'I Saw The Devil:' Revenge Is A Dish Best Served Bloody [Sundance Review]
Violent revenge flicks are pretty much heroin for most film fans. We inject the works of Park Chan-Wook and Takashi Miike directly into our veins, swooning in the delights of violence and hyperkinetic cinema. In comparison, Kim Jee-woon is relatively new to the scene. His film, The Good The Bad and the Weird, certainly made a significant blip on film fan's radar and now with his latest film, I Saw the Devil, Jee-woon has crafted an even more visceral experience. After getting rave reviews as a secret screening at Fantastic Fest 2010, I Saw the Devil has taken the Sundance Film Festival and in turn it's taken the revenge film, turned it on its head and drenched it with blood. Read more after the break.

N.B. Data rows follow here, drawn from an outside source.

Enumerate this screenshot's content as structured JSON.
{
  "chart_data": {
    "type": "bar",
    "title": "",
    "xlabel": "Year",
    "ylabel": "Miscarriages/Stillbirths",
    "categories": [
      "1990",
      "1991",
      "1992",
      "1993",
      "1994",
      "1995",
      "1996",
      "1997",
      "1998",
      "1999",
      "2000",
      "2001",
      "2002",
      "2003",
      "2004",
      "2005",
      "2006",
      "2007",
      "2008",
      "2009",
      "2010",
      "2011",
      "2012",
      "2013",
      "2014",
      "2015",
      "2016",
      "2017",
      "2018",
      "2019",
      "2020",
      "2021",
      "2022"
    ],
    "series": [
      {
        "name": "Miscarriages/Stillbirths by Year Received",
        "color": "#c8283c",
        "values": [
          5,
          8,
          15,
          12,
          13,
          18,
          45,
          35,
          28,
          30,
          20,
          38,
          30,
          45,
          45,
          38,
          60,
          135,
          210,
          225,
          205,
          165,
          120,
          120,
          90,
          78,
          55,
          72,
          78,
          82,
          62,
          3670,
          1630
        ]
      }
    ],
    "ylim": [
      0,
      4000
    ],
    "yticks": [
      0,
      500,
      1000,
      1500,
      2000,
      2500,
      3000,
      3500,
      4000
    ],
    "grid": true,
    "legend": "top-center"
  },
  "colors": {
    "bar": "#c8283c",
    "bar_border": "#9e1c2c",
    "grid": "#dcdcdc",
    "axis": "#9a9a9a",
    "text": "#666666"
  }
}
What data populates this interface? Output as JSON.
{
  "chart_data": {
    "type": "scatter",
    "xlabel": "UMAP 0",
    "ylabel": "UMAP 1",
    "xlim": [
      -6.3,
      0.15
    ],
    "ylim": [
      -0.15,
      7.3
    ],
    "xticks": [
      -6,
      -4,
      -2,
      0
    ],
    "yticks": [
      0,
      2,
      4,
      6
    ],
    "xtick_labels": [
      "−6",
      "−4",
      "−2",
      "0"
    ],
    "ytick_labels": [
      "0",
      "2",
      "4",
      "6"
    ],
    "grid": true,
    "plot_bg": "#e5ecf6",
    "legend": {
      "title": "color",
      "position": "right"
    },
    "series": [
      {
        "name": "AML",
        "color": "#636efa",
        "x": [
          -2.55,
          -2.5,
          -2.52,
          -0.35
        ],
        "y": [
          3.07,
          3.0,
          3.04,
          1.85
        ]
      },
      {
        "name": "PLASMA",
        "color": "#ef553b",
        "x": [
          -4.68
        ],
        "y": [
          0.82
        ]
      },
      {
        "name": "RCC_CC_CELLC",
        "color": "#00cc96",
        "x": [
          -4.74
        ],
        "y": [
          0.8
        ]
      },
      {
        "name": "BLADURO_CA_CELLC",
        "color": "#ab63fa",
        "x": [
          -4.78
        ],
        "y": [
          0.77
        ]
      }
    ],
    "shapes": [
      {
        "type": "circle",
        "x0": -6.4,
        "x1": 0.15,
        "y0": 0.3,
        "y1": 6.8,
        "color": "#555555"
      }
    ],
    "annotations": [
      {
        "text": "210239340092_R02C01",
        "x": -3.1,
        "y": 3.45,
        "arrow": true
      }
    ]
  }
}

I Saw The Devil begins with the brutal murder of a young woman whose father just happens to be a former police chief and fiance is a secret service agent. Once they discover that she's been killed, the pair focus only on one thing: finding the person responsible and making them pay. Of course we, the audience, already know who the killer is. His name is Kyung-chul and he's played by Old Boy's Choi Min-sik. It's a performance that's even more chilling than that one.
To the film's credit, it gets moving extremely quickly and doesn't stop for two hours and twenty minutes. But each time the it reaches some sort of logical conclusion, it presses on. It's as if Jee-woon, along with screenwriter Park Hoon Jung, were both so full of fantastic ideas featuring brutal and violent revenge, they wanted to fit them all in.
But if you like brutal, violence revenge, I Saw The Devil is for you. It revels in showing metal pierce flesh, rock crush bone and various body parts removed. To its credit, the film never feels gratuitous because at each and every turn, you understand the motivations of the characters. And it's those motivations that separate I Saw The Devil from the run of the mill revenge flick.
The film is never about Character A simply getting revenge on Character B. It deconstructs the entire conceit of revenge by flipping it upside down and spinning it around. At different times during the film, you might sympathize with the murderer, other times, no one is in the right and by the time it's over, I Saw The Devil leaves the question of right vs. wrong solely in the mind of its audience.
I hesitate to speculate on the place I Saw the Devil might eventually hold among the pantheon of top notch revenge flicks, but, despite its flaws, it certainly makes a strong case for consideration.